A pesquisa também aponta que 47% dos entrevistados acreditam que Flávio Bolsonaro influenciou Donald Trump na decisão, enquanto 37% dizem que ele não teve participação. Os demais não souberam ou preferiram não responder.


Outros cenários de segundo turno também foram testados

Além da disputa entre Lula e Flávio Bolsonaro, a Genial/Quaest testou outros cenários de segundo turno envolvendo o presidente e nomes da direita ou do campo de oposição.

Contra Renan Santos, do Missão, Lula aparece com 45%, enquanto Renan registra 31%. Brancos, nulos e eleitores que não votariam somam 20%, e os indecisos são 4%. O resultado representa o melhor desempenho de Renan Santos na série histórica da Quaest, embora ele ainda apareça menos competitivo do que Flávio Bolsonaro no confronto direto contra Lula.

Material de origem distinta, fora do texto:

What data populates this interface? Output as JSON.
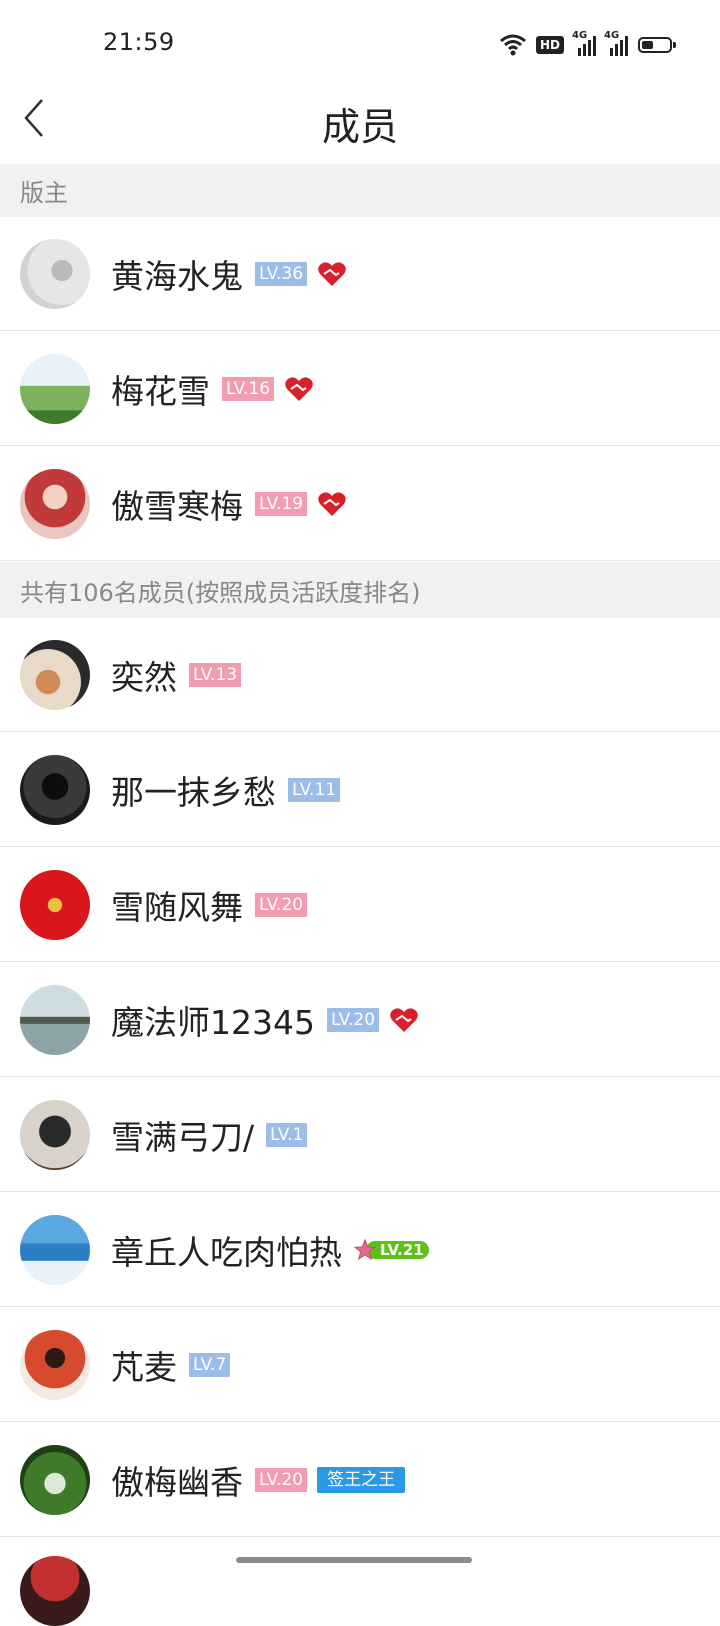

Em um cenário contra Romeu Zema (Novo), Lula tem 45%, enquanto Zema aparece com 35%. Brancos, nulos e eleitores que não votariam somam 17%, e os indecisos representam 3%.

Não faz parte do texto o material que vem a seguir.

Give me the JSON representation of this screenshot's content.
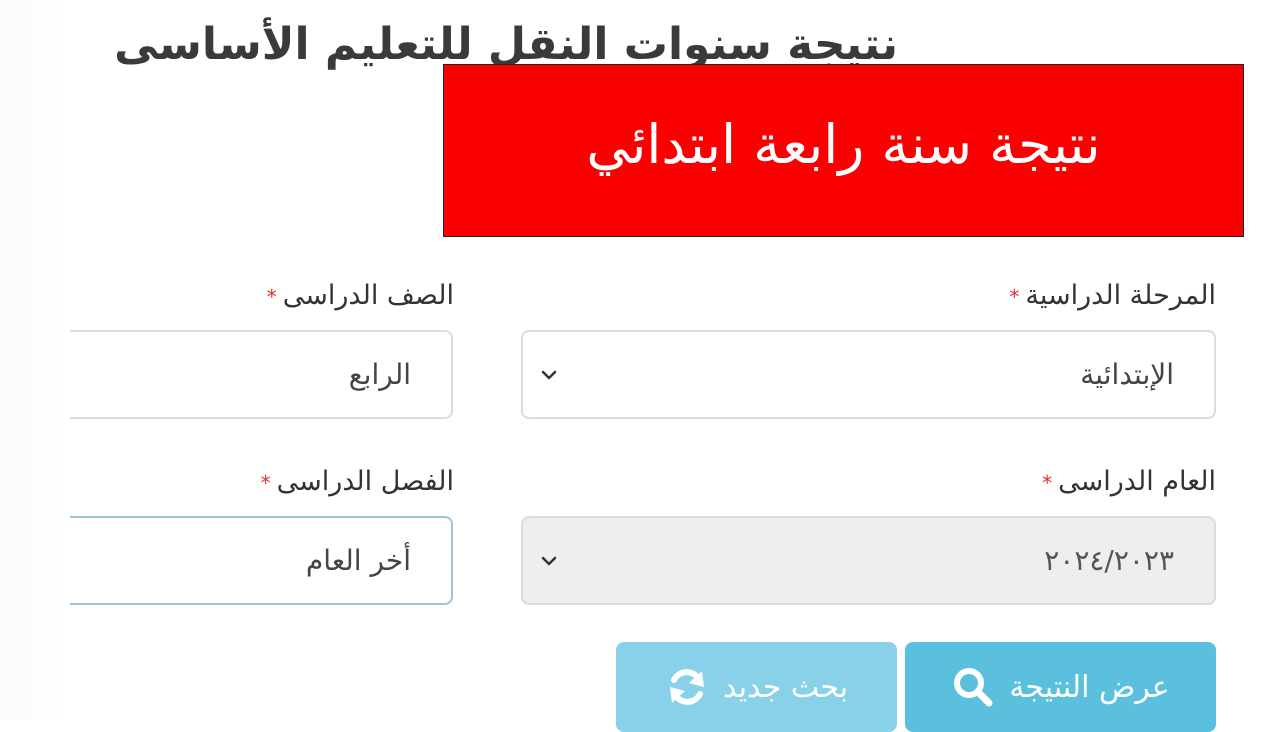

No cenário contra Ronaldo Caiado (PSD), Lula aparece com 45%. O desempenho de Caiado foi apresentado com variações nas divulgações sobre o levantamento, mas o cenário indica uma disputa mais apertada em relação a outros nomes testados pela Quaest.


Metodologia da pesquisa

A pesquisa Genial/Quaest ouviu 2.004 pessoas com 16 anos ou mais entre os dias 5 e 8 de junho de 2026.

As entrevistas foram realizadas de forma presencial. A margem de erro é de dois pontos percentuais para mais ou para menos, com nível de confiança de 95%.

O levantamento foi contratado pelo Banco Genial e está registrado no Tribunal Superior Eleitoral (TSE) sob o protocolo BR-07661/2026.


Resultado mostra mudança no cenário eleitoral

A nova rodada da Quaest indica uma alteração no cenário de segundo turno entre Lula e Flávio Bolsonaro. Depois de meses de empate técnico ou vantagem numérica apertada, o presidente aparece agora com vantagem de seis pontos percentuais sobre o senador.

A pesquisa também sugere que temas recentes, como a crise envolvendo o Banco Master, a relação de Flávio Bolsonaro com Daniel Vorcaro, as tarifas anunciadas pelos Estados Unidos e o debate sobre organizações criminosas, passaram a influenciar a percepção dos eleitores.

Ainda assim, o quadro eleitoral permanece em construção. A disputa de 2026 ainda depende da confirmação das candidaturas, das alianças políticas, da evolução da economia, da agenda internacional e do impacto de novos fatos sobre a opinião pública.

No recorte atual da Quaest, Lula lidera o cenário de segundo turno com 44%, enquanto Flávio Bolsonaro aparece com 38%, em uma pesquisa que marca um novo momento da pré-campanha presidencial.